New hope for reform
The Huntsville Times
Tuesday, April 25, 2006

Alabama Legislative Session Update and where do we go from here?

State voters may actually be way ahead of their legislators

Last week, when the Alabama Legislature ended its 2006 regular session, the prospects for constitutional reform seemed dead - again. Lawmakers refused even to let the voters decide whether to call a constitutional convention. Anti-reform interests appeared to have the issue in a stranglehold.

But now there's new hope. Consider the results of two polls conducted earlier this month for The Birmingham News, WBRC-TV in Birmingham and WAFF-TV in Huntsville under the direction of communications professor Larry Powell at the University of Alabama at Birmingham.

Altogether, 800 voters were polled. Of those who considered themselves Democrats, 58 percent favored allowing state voters to decide whether they wanted a constitutional convention. In the same poll, 29 percent of Democrats said they were opposed.

Among Republicans, the results were perhaps more surprising. Some 53 percent favored letting the voters decide, while 33 percent were against the idea.

These results from voters in both parties suggest two things: One is that Alabamians are aware of the constitutional reform issue.
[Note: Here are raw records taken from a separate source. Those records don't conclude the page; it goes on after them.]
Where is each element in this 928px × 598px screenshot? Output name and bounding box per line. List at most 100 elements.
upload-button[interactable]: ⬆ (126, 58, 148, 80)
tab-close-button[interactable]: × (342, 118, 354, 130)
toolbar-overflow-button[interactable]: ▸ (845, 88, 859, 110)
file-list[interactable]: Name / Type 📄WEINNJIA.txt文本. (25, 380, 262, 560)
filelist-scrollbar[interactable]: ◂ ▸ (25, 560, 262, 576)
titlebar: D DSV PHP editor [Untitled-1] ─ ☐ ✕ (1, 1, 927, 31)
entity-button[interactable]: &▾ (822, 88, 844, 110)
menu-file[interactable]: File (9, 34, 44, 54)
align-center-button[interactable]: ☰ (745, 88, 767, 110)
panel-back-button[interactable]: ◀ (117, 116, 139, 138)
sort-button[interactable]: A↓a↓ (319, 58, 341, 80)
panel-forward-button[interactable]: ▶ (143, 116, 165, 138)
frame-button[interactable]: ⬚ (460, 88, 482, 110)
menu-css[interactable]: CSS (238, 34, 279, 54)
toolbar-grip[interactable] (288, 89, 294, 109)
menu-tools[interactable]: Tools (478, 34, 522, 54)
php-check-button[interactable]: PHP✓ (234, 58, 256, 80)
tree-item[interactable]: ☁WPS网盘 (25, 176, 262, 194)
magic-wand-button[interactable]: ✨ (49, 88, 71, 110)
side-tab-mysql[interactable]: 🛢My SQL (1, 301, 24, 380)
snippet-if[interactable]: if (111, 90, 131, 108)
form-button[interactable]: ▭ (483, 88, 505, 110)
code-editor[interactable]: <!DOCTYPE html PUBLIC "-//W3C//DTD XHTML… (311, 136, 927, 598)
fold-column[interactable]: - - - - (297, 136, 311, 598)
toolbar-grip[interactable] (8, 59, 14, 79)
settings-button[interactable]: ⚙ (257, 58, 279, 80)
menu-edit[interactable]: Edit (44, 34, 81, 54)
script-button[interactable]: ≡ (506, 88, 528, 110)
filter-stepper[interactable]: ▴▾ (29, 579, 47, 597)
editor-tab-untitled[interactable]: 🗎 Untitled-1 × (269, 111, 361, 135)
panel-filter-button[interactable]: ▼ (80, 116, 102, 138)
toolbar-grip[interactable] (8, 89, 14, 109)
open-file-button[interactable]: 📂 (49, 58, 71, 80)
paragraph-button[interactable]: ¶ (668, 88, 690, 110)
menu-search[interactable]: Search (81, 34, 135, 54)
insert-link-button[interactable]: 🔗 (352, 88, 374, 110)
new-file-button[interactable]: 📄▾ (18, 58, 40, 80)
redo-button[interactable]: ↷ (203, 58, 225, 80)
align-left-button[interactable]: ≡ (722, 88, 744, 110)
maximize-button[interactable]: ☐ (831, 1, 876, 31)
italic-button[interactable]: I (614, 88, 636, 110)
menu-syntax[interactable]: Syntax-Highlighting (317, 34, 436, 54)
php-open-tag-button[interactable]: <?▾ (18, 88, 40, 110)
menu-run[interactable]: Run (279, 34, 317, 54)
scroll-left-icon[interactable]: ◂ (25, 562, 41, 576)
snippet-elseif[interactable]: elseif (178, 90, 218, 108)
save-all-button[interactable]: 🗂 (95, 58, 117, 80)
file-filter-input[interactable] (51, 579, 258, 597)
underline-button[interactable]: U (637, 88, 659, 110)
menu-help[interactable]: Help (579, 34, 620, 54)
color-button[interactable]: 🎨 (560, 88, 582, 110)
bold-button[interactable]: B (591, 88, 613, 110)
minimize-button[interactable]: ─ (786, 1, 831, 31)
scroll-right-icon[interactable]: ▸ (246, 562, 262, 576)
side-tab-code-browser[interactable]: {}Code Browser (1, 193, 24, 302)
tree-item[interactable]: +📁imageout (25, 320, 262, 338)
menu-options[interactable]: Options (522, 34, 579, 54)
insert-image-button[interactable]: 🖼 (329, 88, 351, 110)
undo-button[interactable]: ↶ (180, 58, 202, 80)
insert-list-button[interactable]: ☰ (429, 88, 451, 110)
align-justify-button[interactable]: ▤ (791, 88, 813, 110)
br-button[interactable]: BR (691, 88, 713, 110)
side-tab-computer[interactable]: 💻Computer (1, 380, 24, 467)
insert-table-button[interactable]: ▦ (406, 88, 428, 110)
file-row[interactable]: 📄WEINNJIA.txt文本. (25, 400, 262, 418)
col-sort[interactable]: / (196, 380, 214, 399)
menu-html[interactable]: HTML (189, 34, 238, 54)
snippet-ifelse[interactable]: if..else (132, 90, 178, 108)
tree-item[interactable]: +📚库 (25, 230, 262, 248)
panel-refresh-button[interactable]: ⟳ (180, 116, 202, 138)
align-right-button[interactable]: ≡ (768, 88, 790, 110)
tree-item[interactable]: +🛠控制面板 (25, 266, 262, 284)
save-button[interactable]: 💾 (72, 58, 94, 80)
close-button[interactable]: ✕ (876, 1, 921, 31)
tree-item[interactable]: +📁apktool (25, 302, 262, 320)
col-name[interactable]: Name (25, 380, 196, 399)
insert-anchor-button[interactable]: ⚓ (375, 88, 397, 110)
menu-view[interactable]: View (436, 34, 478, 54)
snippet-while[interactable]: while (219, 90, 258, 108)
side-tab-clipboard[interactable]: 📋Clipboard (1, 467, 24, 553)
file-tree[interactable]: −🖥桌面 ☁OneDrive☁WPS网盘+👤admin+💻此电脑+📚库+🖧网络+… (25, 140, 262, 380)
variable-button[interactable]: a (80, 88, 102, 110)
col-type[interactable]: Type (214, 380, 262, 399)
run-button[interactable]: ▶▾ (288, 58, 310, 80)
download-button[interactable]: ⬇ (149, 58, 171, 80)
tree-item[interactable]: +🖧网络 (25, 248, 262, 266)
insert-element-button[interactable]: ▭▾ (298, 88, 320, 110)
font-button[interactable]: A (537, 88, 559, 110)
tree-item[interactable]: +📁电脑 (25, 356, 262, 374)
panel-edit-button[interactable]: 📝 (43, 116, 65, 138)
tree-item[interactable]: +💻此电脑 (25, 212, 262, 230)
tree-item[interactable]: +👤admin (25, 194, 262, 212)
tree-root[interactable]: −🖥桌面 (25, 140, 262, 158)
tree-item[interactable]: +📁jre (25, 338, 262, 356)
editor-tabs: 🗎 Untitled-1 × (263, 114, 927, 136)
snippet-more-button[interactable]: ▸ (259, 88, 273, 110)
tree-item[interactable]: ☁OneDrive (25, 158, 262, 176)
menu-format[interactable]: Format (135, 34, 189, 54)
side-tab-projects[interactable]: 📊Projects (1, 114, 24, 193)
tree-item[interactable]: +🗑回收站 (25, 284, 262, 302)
The other is that the special-interest groups that vigorously protest any suggestion of reform apparently enjoy more support among legislators than among the people who elect the legislators.

It could be, too, that the sheer number of amendments - about 800, but it's hard to say exactly since they are constantly being added - has persuaded citizens across the political spectrum that this isn't the way government ought to be structured.

The difference between voters and lawmakers is amply illustrated in the modest proposal that died last week. It would not have called a constitutional convention. Nor would it have drafted a proposed constitution. It merely would have allowed voters to decide whether they wanted a convention.

If they said yes, they would then get to vote on the delegates attending the convention. If the convention drafted a constitution, that, too, would be sent to the voters for approval or disapproval. It's indeed difficult to think of any safeguards against abuse that such a system doesn't incorporate.

Keeping the vault closed

Still, the special interests were out in force. They simple don't want to open this rusted vault that has benefited them for so long. They don't want to create even an outside chance that such needs as home rule and tax reform might be addressed by the voters - or that something might actually be done about these needs.

One set of poll numbers, of course, doesn't necessarily mean anything will happen. It does mean that in the future those who oppose reform may be a little less arrogant in assuming that legislators will do their bidding and that thoughtful citizens will be encouraged to involve themselves in the discussion.

The problems with Alabama's constitution are many. The need for reform is manifest. But even if you disagree with such assertions, you at least ought to have your say at the ballot box. Maybe someday you really will.